Under the version of the CLARITY Act Scaramucci cited, exchanges and service providers would be prohibited from offering interest or reward programs on dollar-backed stablecoins. Proponents characterized the restriction as a financial-stability safeguard, while Scaramucci described it as a structural disadvantage for dollar-denominated digital assets.

The argument drew support from parts of the crypto industry, including Coinbase CEO Brian Armstrong. Armstrong warned that barring stablecoin yields would make dollar-based digital rails less competitive against yield-bearing alternatives such as the digital yuan, even if yields do not materially change traditional bank lending models.

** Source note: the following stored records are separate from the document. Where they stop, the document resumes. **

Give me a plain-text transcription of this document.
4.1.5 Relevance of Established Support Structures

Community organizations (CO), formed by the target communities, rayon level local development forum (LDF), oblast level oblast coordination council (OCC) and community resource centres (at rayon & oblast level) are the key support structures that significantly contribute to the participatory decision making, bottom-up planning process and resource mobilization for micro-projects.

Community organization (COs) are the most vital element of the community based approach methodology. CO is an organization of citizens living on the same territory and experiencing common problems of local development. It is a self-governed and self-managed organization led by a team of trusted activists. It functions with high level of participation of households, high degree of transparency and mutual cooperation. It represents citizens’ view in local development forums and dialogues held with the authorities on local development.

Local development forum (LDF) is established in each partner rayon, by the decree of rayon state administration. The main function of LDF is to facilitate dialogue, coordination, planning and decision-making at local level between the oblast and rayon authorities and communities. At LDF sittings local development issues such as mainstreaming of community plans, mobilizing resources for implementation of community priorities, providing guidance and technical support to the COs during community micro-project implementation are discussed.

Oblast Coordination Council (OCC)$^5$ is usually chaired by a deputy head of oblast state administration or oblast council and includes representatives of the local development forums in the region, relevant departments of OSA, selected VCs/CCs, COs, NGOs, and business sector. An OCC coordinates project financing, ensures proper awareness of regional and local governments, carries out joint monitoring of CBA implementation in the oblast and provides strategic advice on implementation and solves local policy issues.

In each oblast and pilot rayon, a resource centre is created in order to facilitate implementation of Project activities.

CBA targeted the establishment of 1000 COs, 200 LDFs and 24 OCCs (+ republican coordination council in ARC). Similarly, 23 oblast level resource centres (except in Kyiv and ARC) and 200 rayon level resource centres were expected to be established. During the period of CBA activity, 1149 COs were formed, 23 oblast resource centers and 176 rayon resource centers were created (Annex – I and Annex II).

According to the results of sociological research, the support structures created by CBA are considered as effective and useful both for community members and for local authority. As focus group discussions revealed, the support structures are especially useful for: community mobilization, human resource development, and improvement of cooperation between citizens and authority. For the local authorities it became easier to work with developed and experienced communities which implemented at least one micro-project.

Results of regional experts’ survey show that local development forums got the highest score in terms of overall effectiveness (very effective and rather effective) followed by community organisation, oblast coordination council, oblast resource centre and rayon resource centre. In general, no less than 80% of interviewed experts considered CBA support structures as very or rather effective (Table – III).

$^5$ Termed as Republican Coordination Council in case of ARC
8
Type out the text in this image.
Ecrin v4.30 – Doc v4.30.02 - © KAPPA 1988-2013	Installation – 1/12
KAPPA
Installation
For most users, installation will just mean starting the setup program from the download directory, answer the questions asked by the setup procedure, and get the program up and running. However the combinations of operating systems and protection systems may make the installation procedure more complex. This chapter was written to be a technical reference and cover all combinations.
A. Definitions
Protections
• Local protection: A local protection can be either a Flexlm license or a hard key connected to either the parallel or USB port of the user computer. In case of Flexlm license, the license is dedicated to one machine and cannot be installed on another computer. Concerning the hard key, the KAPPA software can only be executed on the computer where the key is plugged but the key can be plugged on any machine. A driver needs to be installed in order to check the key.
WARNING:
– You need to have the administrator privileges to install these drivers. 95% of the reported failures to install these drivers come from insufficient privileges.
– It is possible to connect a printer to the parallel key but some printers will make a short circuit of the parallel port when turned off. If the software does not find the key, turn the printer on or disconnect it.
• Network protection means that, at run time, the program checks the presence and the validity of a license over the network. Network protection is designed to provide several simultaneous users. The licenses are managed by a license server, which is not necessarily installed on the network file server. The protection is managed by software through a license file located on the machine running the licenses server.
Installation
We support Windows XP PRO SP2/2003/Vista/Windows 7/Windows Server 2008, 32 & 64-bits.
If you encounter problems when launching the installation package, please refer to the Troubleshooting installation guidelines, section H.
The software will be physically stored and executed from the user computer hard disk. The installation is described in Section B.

Banking Concerns and the Deposit Migration Debate

Bank executives advanced the opposite risk narrative, emphasizing potential deposit migration if stablecoins can pay yield. Bank of America CEO Brian Moynihan and other banking leaders argued that yield-bearing stablecoins could pull deposits out of the banking system and reduce lending capacity.

Banks also highlighted a structural distinction between stablecoin reserves and traditional deposits to justify limiting interest payments. They stressed that stablecoin reserves are often not transformed into longer-term lending assets in the way deposits typically support bank lending.

Scaramucci and several industry figures portrayed the regulatory push as aligned with incumbent banking interests, arguing it would constrain crypto firms’ customer-acquisition tools and limit passive income options for retail holders. They framed the decision as a single policy trade-off between preserving current banking models and prioritizing broader digital-dollar adoption.